According to Scott Van Voorhis over at Boston.com, two Columbia Business School professors have a bold proposal for fixing the nation’s housing market problem and the US economy.
R. Glenn Hubbard, dean of the Columbia Business School, and Chris Mayer, a professor of finance and economics and the school’s senior vice dean, would like to refinance 30 million mortgages across the country down to a once unimaginable 4 percent.
Whoa.
You can only see their proposal as a theoretical one; there’s no way that this could come to pass. And, they’re not the first to come up with the idea. (Even I was talking about this exact thing, last weekend!)
There are great benefits to doing this. Mr. Van Voohris says the professors estimate it would free up $60 billion in cash that consumers would (hopefully) spend.
But, even if the majority put the difference in savings into savings, isn’t that a good thing?
The program would reward responsible owners, for once, so it would be mostly met with approval from the American public – and what politician could be against that??
Bond holders have always recognized that there is a risk that their loans will be called. That’s all that would happen here. The loans would be redeemed and replaced with loans at lower rates. Since no one’s done a complete analysis on this, it’s hard to know who this would affect and how.

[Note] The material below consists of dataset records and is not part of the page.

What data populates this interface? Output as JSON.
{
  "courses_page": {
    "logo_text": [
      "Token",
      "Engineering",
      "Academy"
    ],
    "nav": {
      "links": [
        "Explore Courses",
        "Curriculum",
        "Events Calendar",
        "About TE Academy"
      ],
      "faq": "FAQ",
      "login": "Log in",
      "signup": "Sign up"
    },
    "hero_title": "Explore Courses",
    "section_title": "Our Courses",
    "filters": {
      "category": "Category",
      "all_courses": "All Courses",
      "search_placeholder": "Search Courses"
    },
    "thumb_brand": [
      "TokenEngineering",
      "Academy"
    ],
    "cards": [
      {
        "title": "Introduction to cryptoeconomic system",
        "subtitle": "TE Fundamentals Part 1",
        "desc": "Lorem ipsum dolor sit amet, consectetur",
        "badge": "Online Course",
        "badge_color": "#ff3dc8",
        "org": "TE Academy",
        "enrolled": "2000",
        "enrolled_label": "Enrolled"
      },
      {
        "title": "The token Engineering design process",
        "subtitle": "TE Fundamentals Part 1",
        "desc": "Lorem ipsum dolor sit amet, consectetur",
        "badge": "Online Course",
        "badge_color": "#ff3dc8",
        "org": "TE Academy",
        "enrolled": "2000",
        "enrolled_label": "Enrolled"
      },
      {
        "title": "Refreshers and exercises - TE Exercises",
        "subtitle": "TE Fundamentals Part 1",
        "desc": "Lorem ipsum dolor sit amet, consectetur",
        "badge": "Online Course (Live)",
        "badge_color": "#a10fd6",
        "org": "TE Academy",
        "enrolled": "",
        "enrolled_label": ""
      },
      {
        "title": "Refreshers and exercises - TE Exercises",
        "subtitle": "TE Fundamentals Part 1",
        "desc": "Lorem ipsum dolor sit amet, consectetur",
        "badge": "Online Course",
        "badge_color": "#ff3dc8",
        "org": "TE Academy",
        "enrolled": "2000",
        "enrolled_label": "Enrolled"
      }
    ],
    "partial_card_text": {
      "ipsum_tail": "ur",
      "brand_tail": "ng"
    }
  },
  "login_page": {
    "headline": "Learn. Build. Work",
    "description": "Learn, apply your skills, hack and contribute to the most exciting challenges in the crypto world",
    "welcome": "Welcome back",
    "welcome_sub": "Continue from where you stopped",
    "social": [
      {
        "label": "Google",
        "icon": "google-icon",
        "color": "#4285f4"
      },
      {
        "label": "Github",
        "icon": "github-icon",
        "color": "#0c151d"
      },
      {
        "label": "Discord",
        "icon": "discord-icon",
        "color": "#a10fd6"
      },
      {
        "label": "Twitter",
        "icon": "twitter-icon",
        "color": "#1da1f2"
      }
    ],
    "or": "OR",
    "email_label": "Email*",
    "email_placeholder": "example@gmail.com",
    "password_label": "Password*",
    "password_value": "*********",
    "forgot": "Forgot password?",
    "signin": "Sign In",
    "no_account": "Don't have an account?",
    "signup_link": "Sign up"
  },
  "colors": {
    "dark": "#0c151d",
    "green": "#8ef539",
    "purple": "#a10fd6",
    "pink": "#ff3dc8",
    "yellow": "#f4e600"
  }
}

(The US Government should be redeeming and reissuing all its long-term treasury debt anyway, btw.)
I don’t necessarily agree that housing in Greater Boston is “over-valued”; as a percentage of household income, taking out a $400k loan this year would cost you less than any time since at least 1990.
I agree; picking “losers” and “winners” shouldn’t be the job of the government. The free-market should decide.
People’s opinions on this idea probably vary based on whether or not they stand to gain.